The company currently uses a batch size of 5,000 pounds for making Super Thrive. What is the annual holding (carrying) cost based on this batch size?
Q2:
What is the annual setup cost based on the current batch size of 5,000 pounds?
Q3:
What is the economic order quantity (EOQ) based on the information provided? (Round the EOQ to the next whole number).
Q4:
What is the annual holding (carrying) cost for the EOQ that you calculated?
Q5:
What is the annual setup cost for the EOQ that you calculated?
Q6:
Compare the total cost of inventory management (holding + setup cost) for the two quantities (5,000 and the EOQ you calculated) and comment on the difference. Based on your knowledge of the idea behind EOQ, what explains the differences (in words - no need to reconcile the exact differences quantitatively).

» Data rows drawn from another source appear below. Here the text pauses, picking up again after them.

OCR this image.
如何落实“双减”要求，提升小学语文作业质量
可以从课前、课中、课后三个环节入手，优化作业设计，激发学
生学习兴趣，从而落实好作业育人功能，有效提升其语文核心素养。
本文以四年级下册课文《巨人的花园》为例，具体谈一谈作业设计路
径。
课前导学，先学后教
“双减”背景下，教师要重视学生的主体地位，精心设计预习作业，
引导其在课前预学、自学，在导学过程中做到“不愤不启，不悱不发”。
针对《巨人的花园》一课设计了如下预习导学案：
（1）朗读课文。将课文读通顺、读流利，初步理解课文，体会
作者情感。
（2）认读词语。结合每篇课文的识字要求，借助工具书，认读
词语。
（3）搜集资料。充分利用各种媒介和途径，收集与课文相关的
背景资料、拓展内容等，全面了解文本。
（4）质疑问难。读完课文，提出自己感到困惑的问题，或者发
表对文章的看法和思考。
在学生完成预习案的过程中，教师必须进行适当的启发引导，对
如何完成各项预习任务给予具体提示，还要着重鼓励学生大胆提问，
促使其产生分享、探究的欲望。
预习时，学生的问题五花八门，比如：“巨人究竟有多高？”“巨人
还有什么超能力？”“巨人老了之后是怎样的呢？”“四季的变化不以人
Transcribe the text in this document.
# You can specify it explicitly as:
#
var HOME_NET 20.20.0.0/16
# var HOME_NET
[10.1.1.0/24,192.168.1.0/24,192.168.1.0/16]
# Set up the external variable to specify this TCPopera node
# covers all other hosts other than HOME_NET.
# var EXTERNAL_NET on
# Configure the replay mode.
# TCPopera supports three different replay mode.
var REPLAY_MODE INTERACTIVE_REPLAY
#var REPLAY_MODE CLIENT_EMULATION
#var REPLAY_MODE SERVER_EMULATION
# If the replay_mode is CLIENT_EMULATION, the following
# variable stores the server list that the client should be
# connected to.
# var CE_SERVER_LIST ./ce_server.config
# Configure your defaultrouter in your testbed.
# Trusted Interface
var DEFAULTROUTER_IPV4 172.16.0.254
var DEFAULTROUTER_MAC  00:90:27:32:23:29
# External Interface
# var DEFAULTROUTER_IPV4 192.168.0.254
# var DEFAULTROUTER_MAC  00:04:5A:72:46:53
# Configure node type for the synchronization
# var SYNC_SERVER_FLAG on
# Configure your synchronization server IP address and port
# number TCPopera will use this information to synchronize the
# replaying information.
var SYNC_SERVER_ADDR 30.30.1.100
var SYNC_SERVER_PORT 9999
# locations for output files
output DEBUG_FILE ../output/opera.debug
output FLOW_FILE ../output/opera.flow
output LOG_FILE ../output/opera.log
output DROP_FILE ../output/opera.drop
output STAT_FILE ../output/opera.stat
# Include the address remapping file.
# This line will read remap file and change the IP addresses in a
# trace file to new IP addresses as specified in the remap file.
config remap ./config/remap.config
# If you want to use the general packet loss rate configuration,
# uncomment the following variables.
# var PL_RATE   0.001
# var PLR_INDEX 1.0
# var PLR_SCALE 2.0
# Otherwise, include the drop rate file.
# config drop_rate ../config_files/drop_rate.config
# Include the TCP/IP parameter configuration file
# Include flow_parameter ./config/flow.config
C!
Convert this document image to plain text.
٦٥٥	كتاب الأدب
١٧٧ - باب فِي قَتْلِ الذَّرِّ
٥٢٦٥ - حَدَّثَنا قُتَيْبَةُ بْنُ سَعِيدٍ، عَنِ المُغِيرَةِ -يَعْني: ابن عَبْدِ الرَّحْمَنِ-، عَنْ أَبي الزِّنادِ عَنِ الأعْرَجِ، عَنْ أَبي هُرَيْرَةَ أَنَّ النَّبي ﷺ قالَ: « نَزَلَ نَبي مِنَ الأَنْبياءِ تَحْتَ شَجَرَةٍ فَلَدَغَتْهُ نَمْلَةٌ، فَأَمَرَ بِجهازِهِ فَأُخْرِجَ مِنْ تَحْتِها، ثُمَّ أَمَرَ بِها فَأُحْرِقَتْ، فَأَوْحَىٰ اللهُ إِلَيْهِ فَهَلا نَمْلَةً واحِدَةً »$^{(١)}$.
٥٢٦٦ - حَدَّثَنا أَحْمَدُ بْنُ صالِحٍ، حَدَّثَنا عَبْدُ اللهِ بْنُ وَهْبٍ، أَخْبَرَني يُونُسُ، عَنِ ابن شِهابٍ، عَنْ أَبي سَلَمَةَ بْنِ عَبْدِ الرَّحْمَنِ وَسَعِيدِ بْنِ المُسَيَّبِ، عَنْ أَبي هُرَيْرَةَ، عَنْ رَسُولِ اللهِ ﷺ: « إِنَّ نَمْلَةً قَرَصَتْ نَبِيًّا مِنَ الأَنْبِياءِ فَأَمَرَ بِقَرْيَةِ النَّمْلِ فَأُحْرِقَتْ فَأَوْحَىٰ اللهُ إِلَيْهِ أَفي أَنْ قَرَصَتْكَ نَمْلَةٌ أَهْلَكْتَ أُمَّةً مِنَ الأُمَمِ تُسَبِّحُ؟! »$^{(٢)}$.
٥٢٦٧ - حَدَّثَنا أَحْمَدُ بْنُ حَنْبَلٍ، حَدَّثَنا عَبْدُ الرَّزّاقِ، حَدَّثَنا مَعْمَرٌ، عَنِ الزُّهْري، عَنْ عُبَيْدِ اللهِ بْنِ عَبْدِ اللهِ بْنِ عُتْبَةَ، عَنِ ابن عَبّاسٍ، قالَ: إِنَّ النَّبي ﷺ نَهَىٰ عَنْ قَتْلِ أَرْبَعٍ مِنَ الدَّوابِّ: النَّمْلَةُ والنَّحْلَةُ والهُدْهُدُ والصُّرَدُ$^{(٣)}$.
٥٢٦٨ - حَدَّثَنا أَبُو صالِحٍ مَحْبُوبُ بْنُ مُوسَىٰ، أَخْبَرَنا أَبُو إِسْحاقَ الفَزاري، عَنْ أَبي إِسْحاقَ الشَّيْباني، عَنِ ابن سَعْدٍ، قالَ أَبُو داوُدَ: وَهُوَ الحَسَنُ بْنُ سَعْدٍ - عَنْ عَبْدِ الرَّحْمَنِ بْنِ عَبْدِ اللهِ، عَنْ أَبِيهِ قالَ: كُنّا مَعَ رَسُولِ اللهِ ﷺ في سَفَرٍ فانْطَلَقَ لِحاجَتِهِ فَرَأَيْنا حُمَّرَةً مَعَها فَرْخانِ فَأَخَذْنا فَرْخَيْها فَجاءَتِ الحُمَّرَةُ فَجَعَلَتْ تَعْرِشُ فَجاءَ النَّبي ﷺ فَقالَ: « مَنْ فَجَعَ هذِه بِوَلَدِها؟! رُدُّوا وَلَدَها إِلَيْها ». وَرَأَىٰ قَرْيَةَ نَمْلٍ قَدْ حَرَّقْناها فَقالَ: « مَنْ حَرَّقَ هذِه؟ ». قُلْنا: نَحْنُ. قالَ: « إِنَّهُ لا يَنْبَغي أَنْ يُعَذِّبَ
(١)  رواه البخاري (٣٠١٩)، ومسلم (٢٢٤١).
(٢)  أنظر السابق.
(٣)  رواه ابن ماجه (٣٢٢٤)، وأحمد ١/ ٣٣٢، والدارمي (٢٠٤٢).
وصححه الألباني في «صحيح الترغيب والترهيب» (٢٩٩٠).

You are expected to write three to five sentences in response to this question. There is no restriction on the length.
Q7:
The information in this paragraph applies to this question and the three questions that follow (so, questions 7-10).
Store manager Rosala has noted that the daily demand for the exclusive Motomami candles produced and sold in her Fire Doll Artisan Chandlery located in downtown Champaign is 40 candles. Fire Doll Artisan Chandlery remains open 365 days a year. The lead time for producing the candles is 9 days. Rosala uses a continuous review system to manage her inventory relying on economic order quantity (EOQ) to decide how much to make and reorder point (ROP) to decide when to make.
Determine the reorder point assuming the daily demand is spread evenly (i.e., no safety stock).
Q8:
Rosala notes that daily demand has a standard deviation of 4 candles. Calculate the safety stock for a 99% service level, the z score for which, using the function =NORM.S.INV(0.99) in Microsoft Excel, is 2.33.
Q9:
Rosala makes the candles in quantities of 560 at a time. How many times does she need to make the candles every year? (Round this to the nearest whole number).
Q10:
Based on the batch size of 560 candles, how often (every how many days) does she need to make the candles? (Round this to the nearest whole number).